A Delegacia de Crimes Cibernéticos deve conduzir a apuração do caso, utilizando ferramentas de rastreamento digital para identificar os responsáveis pelas publicações. A prática de ameaçar alguém, inclusive por meios eletrônicos, é considerada crime no Brasil, podendo resultar em penas que incluem detenção e multa.

Especialistas em segurança digital alertam que o aumento de ataques nas redes sociais contra figuras públicas tem sido recorrente, especialmente em períodos de maior polarização política.
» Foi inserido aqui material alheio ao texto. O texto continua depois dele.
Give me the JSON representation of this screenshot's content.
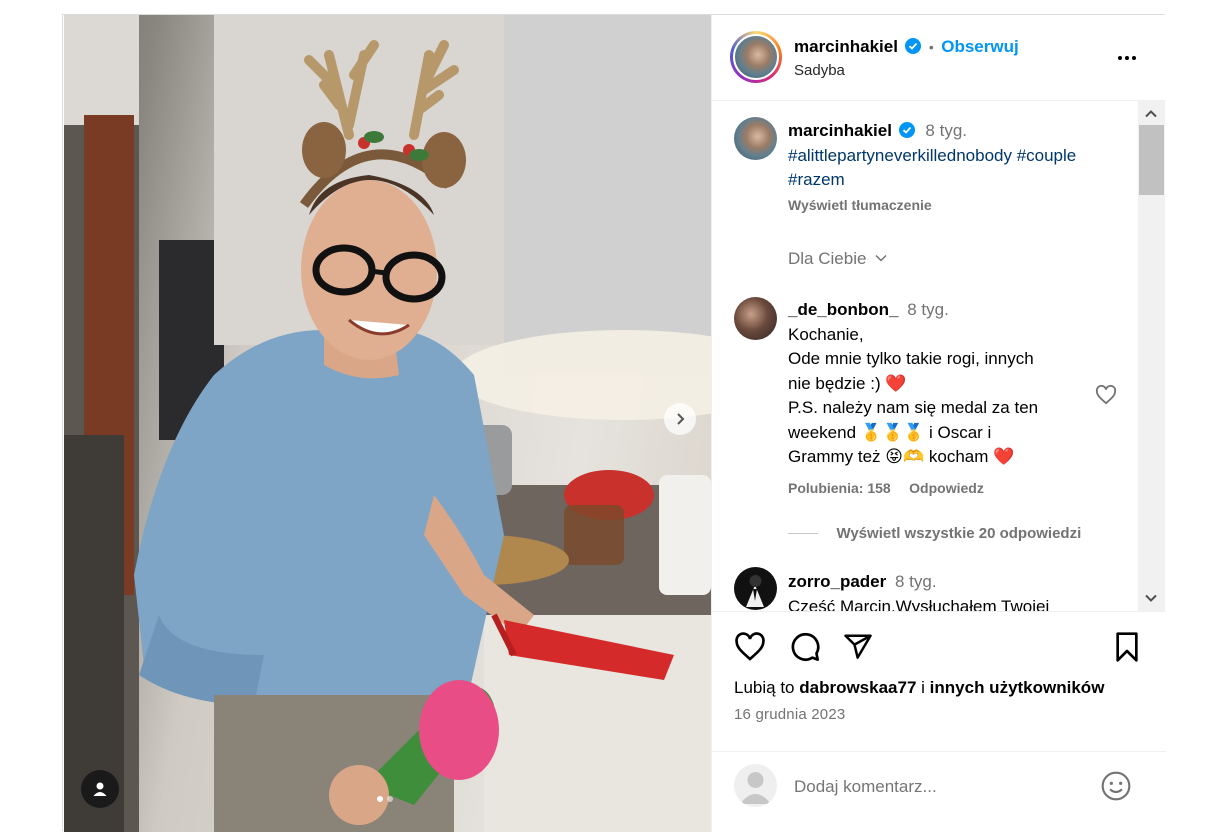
{
  "post": {
    "author": "marcinhakiel",
    "separator": "•",
    "follow_label": "Obserwuj",
    "location": "Sadyba",
    "more_icon": "more-horizontal-icon"
  },
  "caption": {
    "author": "marcinhakiel",
    "time": "8 tyg.",
    "hashtags_line1": "#alittlepartyneverkillednobody #couple",
    "hashtags_line2": "#razem",
    "translate_label": "Wyświetl tłumaczenie"
  },
  "filter": {
    "label": "Dla Ciebie"
  },
  "comments": [
    {
      "author": "_de_bonbon_",
      "time": "8 tyg.",
      "lines": [
        "Kochanie,",
        "Ode mnie tylko takie rogi, innych",
        "nie będzie :) ❤️",
        "P.S. należy nam się medal za ten",
        "weekend 🥇🥇🥇 i Oscar i",
        "Grammy też 😝🫶 kocham ❤️"
      ],
      "likes_label": "Polubienia: 158",
      "reply_label": "Odpowiedz",
      "view_replies_label": "Wyświetl wszystkie 20 odpowiedzi"
    },
    {
      "author": "zorro_pader",
      "time": "8 tyg.",
      "lines": [
        "Cześć Marcin.Wysłuchałem Twojej"
      ]
    }
  ],
  "actions": {
    "likes_prefix": "Lubią to",
    "likes_user": "dabrowskaa77",
    "likes_mid": "i",
    "likes_others": "innych użytkowników",
    "date": "16 grudnia 2023"
  },
  "add_comment": {
    "placeholder": "Dodaj komentarz..."
  },
  "colors": {
    "accent": "#0095f6",
    "hashtag": "#00376b",
    "muted": "#737373",
    "border": "#dbdbdb"
  }
}
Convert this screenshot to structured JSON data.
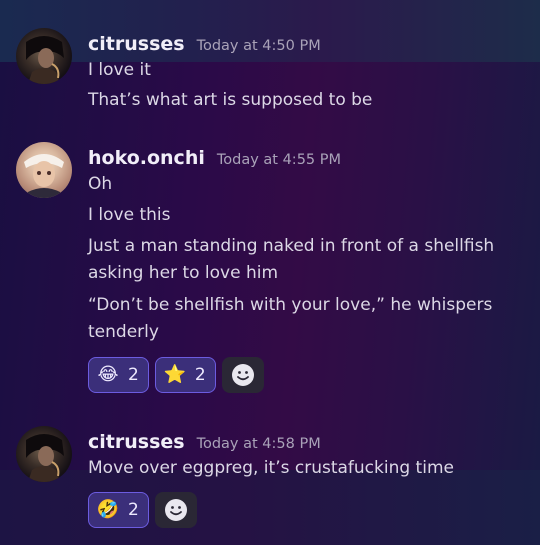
{
  "messages": [
    {
      "username": "citrusses",
      "timestamp": "Today at 4:50 PM",
      "lines": [
        "I love it",
        "That’s what art is supposed to be"
      ],
      "reactions": []
    },
    {
      "username": "hoko.onchi",
      "timestamp": "Today at 4:55 PM",
      "lines": [
        "Oh",
        "I love this",
        "Just a man standing naked in front of a shellfish",
        "asking her to love him",
        "“Don’t be shellfish with your love,” he whispers",
        "tenderly"
      ],
      "reactions": [
        {
          "emoji": "😂",
          "icon": "joy-emoji-icon",
          "count": "2"
        },
        {
          "emoji": "⭐",
          "icon": "star-emoji-icon",
          "count": "2"
        }
      ]
    },
    {
      "username": "citrusses",
      "timestamp": "Today at 4:58 PM",
      "lines": [
        "Move over eggpreg, it’s crustafucking time"
      ],
      "reactions": [
        {
          "emoji": "🤣",
          "icon": "rofl-emoji-icon",
          "count": "2"
        }
      ]
    }
  ],
  "colors": {
    "reaction_bg": "#3b2f7a",
    "reaction_border": "#6c5ce0",
    "username": "#f1eef8",
    "timestamp": "#a9a2b8"
  }
}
A orientação é que vítimas preservem provas, como prints e links das mensagens, e registrem ocorrência para viabilizar a investigação.

O caso envolvendo Adrilles Jorge reacende o debate sobre os limites da liberdade de expressão no ambiente digital e a necessidade de responsabilização em situações que envolvem violência e intimidação.

As autoridades ainda não divulgaram detalhes sobre possíveis suspeitos ou linhas de investigação, mas o caso segue sob análise da polícia paulista.